Puis elle se souvint qu’elle était sur un bûcher et que M. Dunworthy ne saurait jamais ce qui lui était arrivé.
— Je m’appelle Kivrin. Dites à M. Dunworthy…
— Puissiez-vous voir le Rédempteur avec des yeux bénis par la grâce de la vérité devenue manifeste, disait le prêtre qui s’était métamorphosé en bandit de grand chemin.
— Je vais mourir, n’est-ce pas ?
Il prit sa main et affirma :
— Vous n’avez rien à redouter.
— Ne me laissez pas.
— Je n’en ai pas l’intention, répondit-il derrière le rideau de fumée qui le dissimulait. Puisse Dieu Tout-Puissant avoir pitié de vous, vous pardonner vos péchés et vous conduire à la vie éternelle.
— S’il vous plaît, monsieur Dunworthy, venez me chercher, implora-t-elle alors que les flammes s’élevaient autour d’elle en grondant.

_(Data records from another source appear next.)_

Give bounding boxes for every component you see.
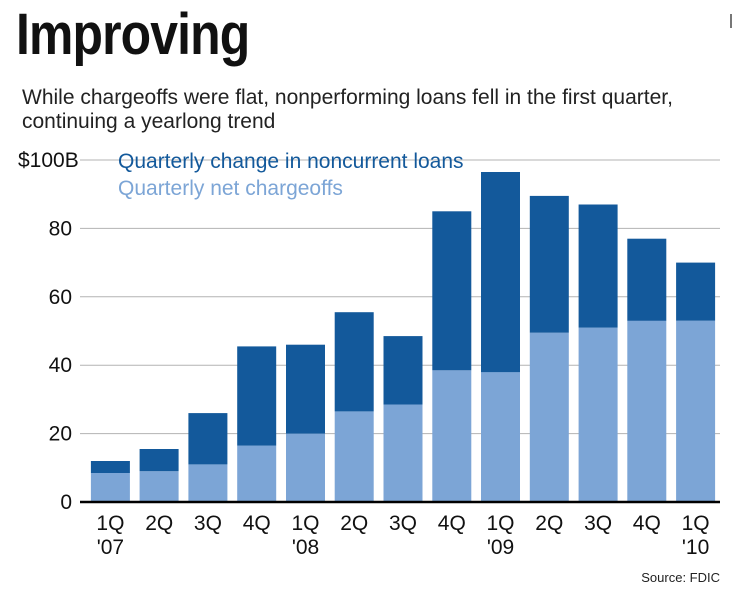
x-tick-year-label: '09 — [487, 536, 514, 559]
x-tick-label: 4Q — [243, 512, 271, 535]
x-tick-year-label: '10 — [682, 536, 709, 559]
bar-noncurrent — [237, 346, 277, 446]
bar-chargeoffs — [237, 445, 277, 502]
bar-noncurrent — [529, 195, 569, 333]
legend-noncurrent: Quarterly change in noncurrent loans — [118, 150, 464, 173]
legend-chargeoffs: Quarterly net chargeoffs — [118, 177, 343, 200]
x-tick-year-label: '07 — [97, 536, 124, 559]
chart-subtitle: While chargeoffs were flat, nonperformin… — [22, 86, 673, 133]
bar-noncurrent — [481, 172, 520, 373]
legend: Quarterly change in noncurrent loans Quar… — [118, 150, 464, 200]
x-tick-label: 1Q — [96, 512, 124, 535]
bar-chargeoffs — [334, 411, 374, 502]
bar-chargeoffs — [481, 372, 520, 502]
x-tick-label: 1Q — [682, 512, 710, 535]
y-tick-label: 40 — [49, 354, 72, 377]
bar-noncurrent — [627, 238, 667, 321]
x-tick-label: 3Q — [389, 512, 417, 535]
edge-mark — [730, 14, 732, 28]
x-tick-label: 2Q — [535, 512, 563, 535]
bar-noncurrent — [334, 312, 374, 412]
bar-noncurrent — [188, 413, 228, 465]
bar-noncurrent — [383, 336, 423, 405]
bar-noncurrent — [90, 461, 130, 473]
bar-chargeoffs — [627, 320, 667, 502]
x-tick-label: 4Q — [438, 512, 466, 535]
bar-noncurrent — [286, 344, 325, 434]
y-tick-label: 60 — [49, 286, 72, 309]
y-tick-label: 80 — [49, 217, 72, 240]
x-tick-label: 1Q — [486, 512, 514, 535]
x-tick-year-label: '08 — [292, 536, 319, 559]
source-note: Source: FDIC — [641, 570, 720, 585]
x-tick-label: 1Q — [291, 512, 319, 535]
x-tick-label: 2Q — [145, 512, 173, 535]
bar-noncurrent — [578, 204, 618, 328]
bar-chargeoffs — [578, 327, 618, 502]
y-tick-label: 20 — [49, 423, 72, 446]
chart-title: Improving — [16, 2, 250, 67]
bar-noncurrent — [139, 449, 179, 472]
bar-chargeoffs — [432, 370, 472, 502]
x-tick-label: 3Q — [584, 512, 612, 535]
bar-chargeoffs — [676, 320, 716, 502]
bar-noncurrent — [432, 211, 472, 371]
x-tick-label: 2Q — [340, 512, 368, 535]
bar-chargeoffs — [90, 472, 130, 502]
bar-chargeoffs — [286, 433, 325, 502]
bars — [90, 172, 716, 502]
x-tick-label: 4Q — [633, 512, 661, 535]
bar-noncurrent — [676, 262, 716, 321]
bar-chargeoffs — [383, 404, 423, 502]
y-tick-label: 0 — [60, 491, 72, 514]
bar-chargeoffs — [139, 471, 179, 502]
bar-chargeoffs — [188, 464, 228, 502]
x-tick-label: 3Q — [194, 512, 222, 535]
bar-chargeoffs — [529, 332, 569, 502]
y-tick-label: $100B — [18, 149, 79, 172]
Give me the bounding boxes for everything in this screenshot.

Domine, mittere digneris sanctum Angelum tuum de caelis, qui custodiat, foveat, protegat, visitet, atque defendat omnes habitantes in hoc habitaculo.
Exaudi orationim meam et clamor meus ad te veniat.[1]
Exauce ma prière et fais que mon cri parvienne jusqu’à Toi.
9
— Que se passe-t-il ? Qu’est-ce qui ne va pas ? demanda Dunworthy.
— Je gèle.
Il remonta sur les épaules du malade une couverture aussi fine que le papier de sa blouse. Qu’il eût froid n’avait rien d’étonnant.
— Merci, murmura le tech en fermant les yeux.
Dunworthy regarda les moniteurs. La température de Badri restait stable à 39,9°, sa main était brûlante même à travers le gant et ses ongles avaient une étrange coloration bleuâtre. Sa peau semblait plus sombre, elle aussi, et son visage était encore plus émacié que lors de son admission.
La religieuse de faction, une femme dont la silhouette évoquait un peu trop Mme Meager au goût de Dunworthy, vint annoncer d’une voix bourrue :
— La liste de ses contacts directs est là.
Elle désigna le clavier du moniteur de gauche.
Un tableau apparut sur l’écran. Son nom et ceux de Mary et de la sœur figuraient au sommet, avec les lettres T.P. entre parenthèses, sans doute pour indiquer qu’ils avaient porté des tenues protectrices lors de chaque entrevue.
— Défilement, demanda-t-il.
Lundi matin, Badri était allé à Londres afin de préparer un transfert pour le Collège de Jésus. Il avait regagné Oxford à midi, par le métro.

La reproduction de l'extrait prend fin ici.